- Born: 1971 (age 53–54) Kharkiv, Ukrainian SSR, Soviet Union (now Ukraine)
- Occupations: Neuroscientist, acupuncturist

= Vitaly Napadow =

American neuroscientist

Vitaly Napadow is an American neuroscientist and acupuncturist. He is a full professor of Physical Medicine & Rehabilitation and Radiology at Harvard Medical School. He is also the Director of the Scott Schoen and Nancy Adams Discovery Center for Recovery from Chronic Pain at Spaulding Rehabilitation Hospital and Director of the Center for Integrative Pain NeuroImaging at the Martinos Center for Biomedical Imaging at Massachusetts General Hospital. He is a former president of the Society for Acupuncture Research. He has been a pain neuroimaging researcher for more than 20 years. Somatosensory, cognitive, and affective factors all influence the malleable experience of chronic pain, and Dr. Napadow's Lab has applied human functional and structural neuroimaging to localize and suggest mechanisms by which different brain circuitries modulate pain perception. Dr. Napadow's neuroimaging research also aims to better understand how non-pharmacological therapies, from acupuncture and transcutaneous neuromodulation to cognitive behavioral therapy and mindfulness meditation training, ameliorate aversive perceptual states such as pain. In fact, his early career was known for researching acupuncture and its effects on the brain. He has also researched the brain circuitry underlying nausea and itch. He is also known for developing a novel approach in applying measures of resting state brain connectivity as potential biomarkers for spontaneous clinical pain in chronic pain disorders such as fibromyalgia.

In 2009, he invented an innovative approach to transcutaneous auricular vagus nerve stimulation (taVNS), wherein stimulation is gated to a specific phase of the respiratory cycle. This form of taVNS, called Respiratory-gated Auricular Vagal Afferent Nerve Stimulation (RAVANS), has been evaluated for pain, depression, hypertension, functional dyspepsia, and other medical disorders.

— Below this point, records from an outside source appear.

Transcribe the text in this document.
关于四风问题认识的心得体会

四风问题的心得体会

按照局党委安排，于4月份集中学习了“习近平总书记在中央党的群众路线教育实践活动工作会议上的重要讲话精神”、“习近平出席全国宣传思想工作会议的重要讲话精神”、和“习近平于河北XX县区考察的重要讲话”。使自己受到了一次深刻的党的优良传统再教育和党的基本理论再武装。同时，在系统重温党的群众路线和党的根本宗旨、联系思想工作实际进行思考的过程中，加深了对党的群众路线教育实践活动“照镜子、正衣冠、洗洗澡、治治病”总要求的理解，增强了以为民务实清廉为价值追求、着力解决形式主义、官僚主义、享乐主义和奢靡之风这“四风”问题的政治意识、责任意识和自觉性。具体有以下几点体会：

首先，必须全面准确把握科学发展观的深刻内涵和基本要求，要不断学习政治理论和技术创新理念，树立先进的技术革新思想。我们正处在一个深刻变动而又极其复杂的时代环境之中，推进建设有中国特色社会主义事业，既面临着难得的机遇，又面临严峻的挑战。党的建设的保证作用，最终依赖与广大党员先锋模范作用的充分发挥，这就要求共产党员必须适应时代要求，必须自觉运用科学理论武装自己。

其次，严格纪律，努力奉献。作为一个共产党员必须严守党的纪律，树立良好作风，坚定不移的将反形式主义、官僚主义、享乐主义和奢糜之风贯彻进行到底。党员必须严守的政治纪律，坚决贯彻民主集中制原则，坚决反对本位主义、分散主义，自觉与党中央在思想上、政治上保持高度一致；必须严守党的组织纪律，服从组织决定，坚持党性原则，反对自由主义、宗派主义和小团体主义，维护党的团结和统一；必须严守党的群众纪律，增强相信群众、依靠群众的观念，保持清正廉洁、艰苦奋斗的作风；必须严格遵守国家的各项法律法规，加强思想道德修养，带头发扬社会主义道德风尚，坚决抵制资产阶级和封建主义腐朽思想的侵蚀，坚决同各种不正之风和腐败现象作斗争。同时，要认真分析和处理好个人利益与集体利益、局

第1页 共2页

In 2016, he applied hyperscanning fMRI to evaluate the patient-clinician relationship and how therapeutic alliance and the "art of medicine" impacts clinical outcomes for many different therapies. The first publication came out in 2020, linking brain-to-brain concordance in the temporoparietal junction to anesthesia in chronic pain patients.

==Biography==
Napadow was born in Kharkiv, Ukraine in 1971 and immigrated to the Baltimore area in the United States as a refugee in 1978. He graduated with a bachelors of science degree in mechanical engineering from Cornell University in 1996, and worked as an intern at the Johnson Space Center, in Clear Lake, TX. He received his master's degree in acupuncture from the New England School of Acupuncture in 2002 and his Ph.D. in biomedical engineering from the Harvard–MIT Program of Health Sciences and Technology in 2001. He joined the faculty of Harvard Medical School in 2004 as an instructor in radiology, where he became an assistant professor of anesthesiology in 2010, an associate professor of radiology in 2014 and a full professor in 2021. In 2021, he also joined Spaulding Rehabilitation Hospital as their Director for Pain Research and serves on the board of the United States Association for the Study of Pain. He has published more than 200 papers in peer-reviewed journals. In 2020 Napadow and his hyperscanning research was featured in a special issue on Pain in the National Geographic.